Open rajeeja opened 1 year ago

rajeeja commented 1 year ago

Map files from the Uno way of doing things to IMPROVE way: UNO: https://web.cels.anl.gov/projects/IMPROVE_FTP/candle/public/benchmarks/Pilot1/combo/

IMPROVE: https://ftp.mcs.anl.gov/pub/candle/public/improve/IMP_data/


 Uno git:(develop) ✗ grep DATA_URL uno_data.py
DATA_URL = "https://web.cels.anl.gov/projects/IMPROVE_FTP/candle/public/benchmarks/Pilot1/combo/"
    path = get_file(DATA_URL + "rescaled_combined_single_drug_growth")
    path = get_file(DATA_URL + "ComboDrugGrowth_Nov2017.csv")
    cellmap_path = get_file(DATA_URL + "NCI60_CELLNAME_to_Combo.txt")
    path = get_file(DATA_URL + "combined_single_response_agg")
    path = get_file(DATA_URL + "extended_combined_mordred_descriptors")
    path = get_file(DATA_URL + "drug_info")
    path = get_file(DATA_URL + "cl_metadata")
    path = get_file(DATA_URL + "NCI60_CELLNAME_to_Combo.txt")
    path = get_file(DATA_URL + "cl_mapping")
    path = get_file(DATA_URL + "NCI_IOA_AOA_drugs")
    path = get_file(DATA_URL + "{}_dragon7_descriptors.tsv".format(drug_set))
    path = get_file(DATA_URL + "{}_dragon7_{}.tsv".format(drug_set, fp))
    path = get_file(DATA_URL + 'ChemStr

Replace uno_data CombinedDataGenerator, CombinedDataLoader, DataFeeder with improve equivalents.

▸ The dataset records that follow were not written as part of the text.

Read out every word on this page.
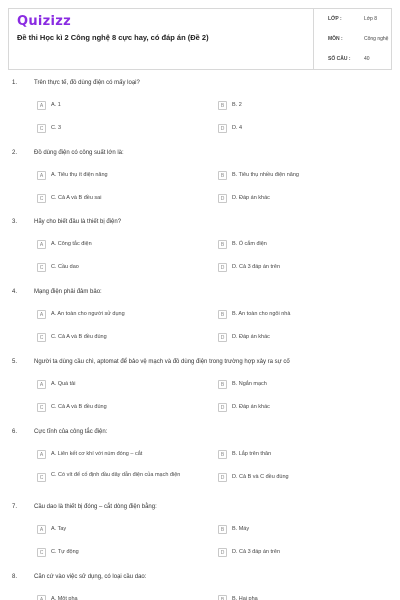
Quizizz
Đề thi Học kì 2 Công nghệ 8 cực hay, có đáp án (Đề 2)
LỚP :	Lớp 8
MÔN :	Công nghệ
SỐ CÂU :	40
1.	Trên thực tế, đồ dùng điện có mấy loại?
A	A. 1	B	B. 2
C	C. 3	D	D. 4
2.	Đồ dùng điện có công suất lớn là:
A	A. Tiêu thụ ít điện năng	B	B. Tiêu thụ nhiều điện năng
C	C. Cả A và B đều sai	D	D. Đáp án khác
3.	Hãy cho biết đâu là thiết bị điện?
A	A. Công tắc điện	B	B. Ổ cắm điện
C	C. Cầu dao	D	D. Cả 3 đáp án trên
4.	Mạng điện phải đảm bảo:
A	A. An toàn cho người sử dụng	B	B. An toàn cho ngôi nhà
C	C. Cả A và B đều đúng	D	D. Đáp án khác
5.	Người ta dùng cầu chì, aptomat để bảo vệ mạch và đồ dùng điện trong trường hợp xảy ra sự cố
A	A. Quá tải	B	B. Ngắn mạch
C	C. Cả A và B đều đúng	D	D. Đáp án khác
6.	Cực tĩnh của công tắc điện:
A	A. Liên kết cơ khí với núm đóng – cắt	B	B. Lắp trên thân
C	C. Có vít để cố định đầu dây dẫn điện của mạch điện	D	D. Cả B và C đều đúng
7.	Cầu dao là thiết bị đóng – cắt dòng điện bằng:
A	A. Tay	B	B. Máy
C	C. Tự động	D	D. Cả 3 đáp án trên
8.	Căn cứ vào việc sử dụng, có loại cầu dao:
A	A. Một pha	B	B. Hai pha
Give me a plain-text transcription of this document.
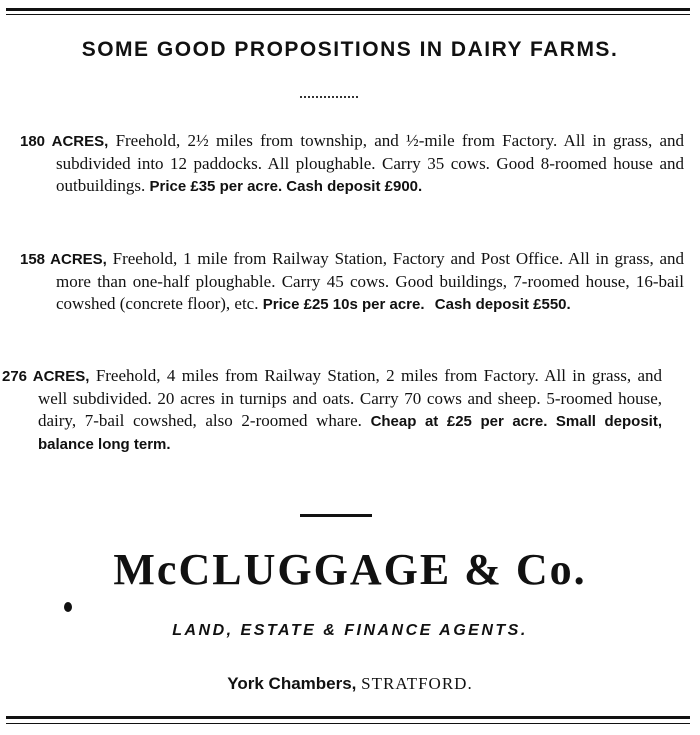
SOME GOOD PROPOSITIONS IN DAIRY FARMS.

180 ACRES, Freehold, 2½ miles from township, and ½-mile from Factory. All in grass, and subdivided into 12 paddocks. All ploughable. Carry 35 cows. Good 8-roomed house and outbuildings. Price £35 per acre. Cash deposit £900.

158 ACRES, Freehold, 1 mile from Railway Station, Factory and Post Office. All in grass, and more than one-half ploughable. Carry 45 cows. Good buildings, 7-roomed house, 16-bail cowshed (concrete floor), etc. Price £25 10s per acre. Cash deposit £550.

276 ACRES, Freehold, 4 miles from Railway Station, 2 miles from Factory. All in grass, and well subdivided. 20 acres in turnips and oats. Carry 70 cows and sheep. 5-roomed house, dairy, 7-bail cowshed, also 2-roomed whare. Cheap at £25 per acre. Small deposit, balance long term.

McCLUGGAGE & Co.
LAND, ESTATE & FINANCE AGENTS.
York Chambers, STRATFORD.
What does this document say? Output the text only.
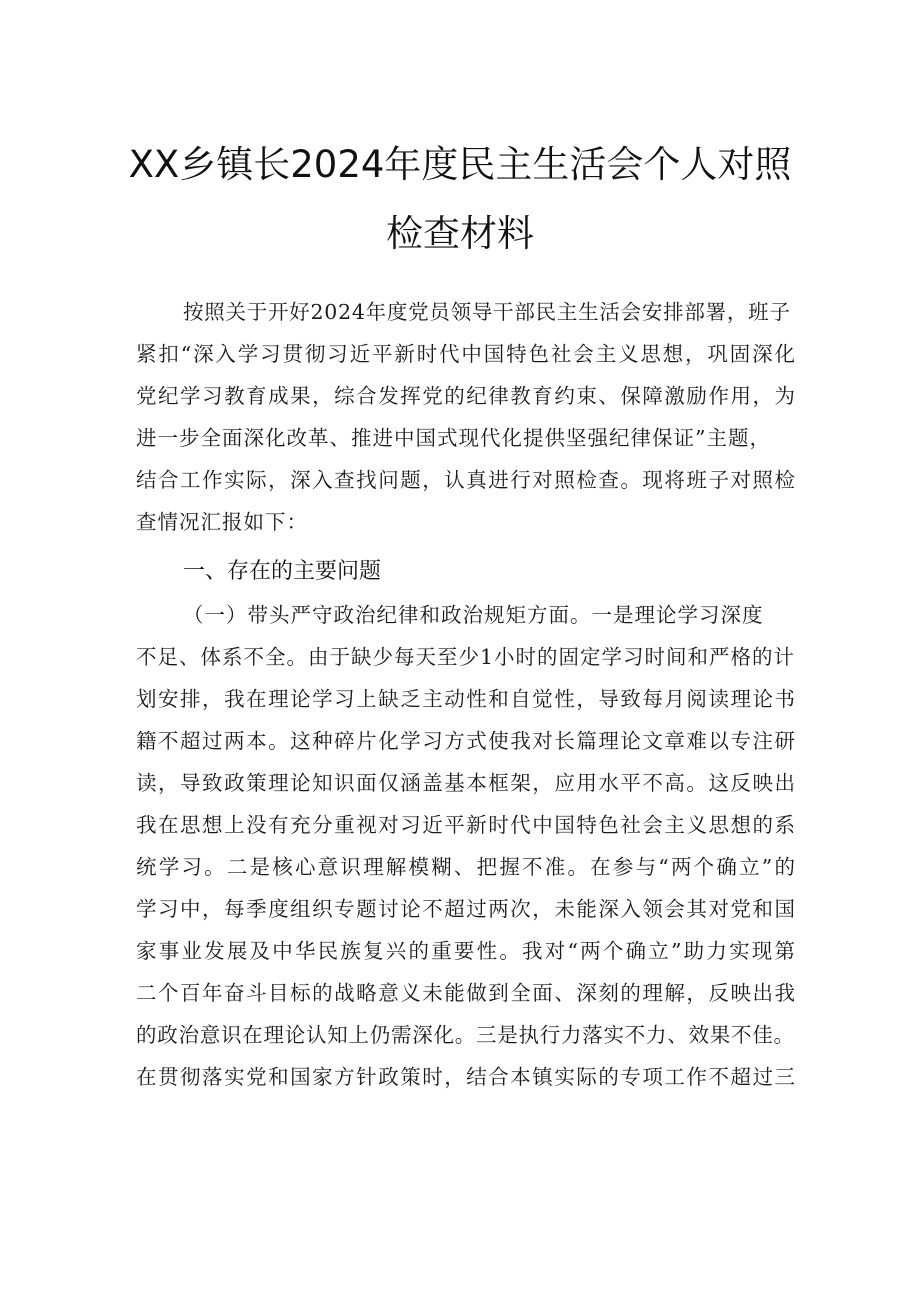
XX乡镇长2024年度民主生活会个人对照
检查材料
按照关于开好2024年度党员领导干部民主生活会安排部署，班子
紧扣“深入学习贯彻习近平新时代中国特色社会主义思想，巩固深化
党纪学习教育成果，综合发挥党的纪律教育约束、保障激励作用，为
进一步全面深化改革、推进中国式现代化提供坚强纪律保证”主题，
结合工作实际，深入查找问题，认真进行对照检查。现将班子对照检
查情况汇报如下：
一、存在的主要问题
（一）带头严守政治纪律和政治规矩方面。一是理论学习深度
不足、体系不全。由于缺少每天至少1小时的固定学习时间和严格的计
划安排，我在理论学习上缺乏主动性和自觉性，导致每月阅读理论书
籍不超过两本。这种碎片化学习方式使我对长篇理论文章难以专注研
读，导致政策理论知识面仅涵盖基本框架，应用水平不高。这反映出
我在思想上没有充分重视对习近平新时代中国特色社会主义思想的系
统学习。二是核心意识理解模糊、把握不准。在参与“两个确立”的
学习中，每季度组织专题讨论不超过两次，未能深入领会其对党和国
家事业发展及中华民族复兴的重要性。我对“两个确立”助力实现第
二个百年奋斗目标的战略意义未能做到全面、深刻的理解，反映出我
的政治意识在理论认知上仍需深化。三是执行力落实不力、效果不佳。
在贯彻落实党和国家方针政策时，结合本镇实际的专项工作不超过三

Work on Uno_IMPROVE folder for this work. The goal is to be able to do cross-study like the other IMPROVE models.

rajeeja commented 11 months ago

Another approach that can be added - maybe a little difficult -- to use uno_preprocess.py to create a .h5 file and use the config parameter --use-exported and load that hdf5 file for train and infer. That'd be much less intrusive for the original model.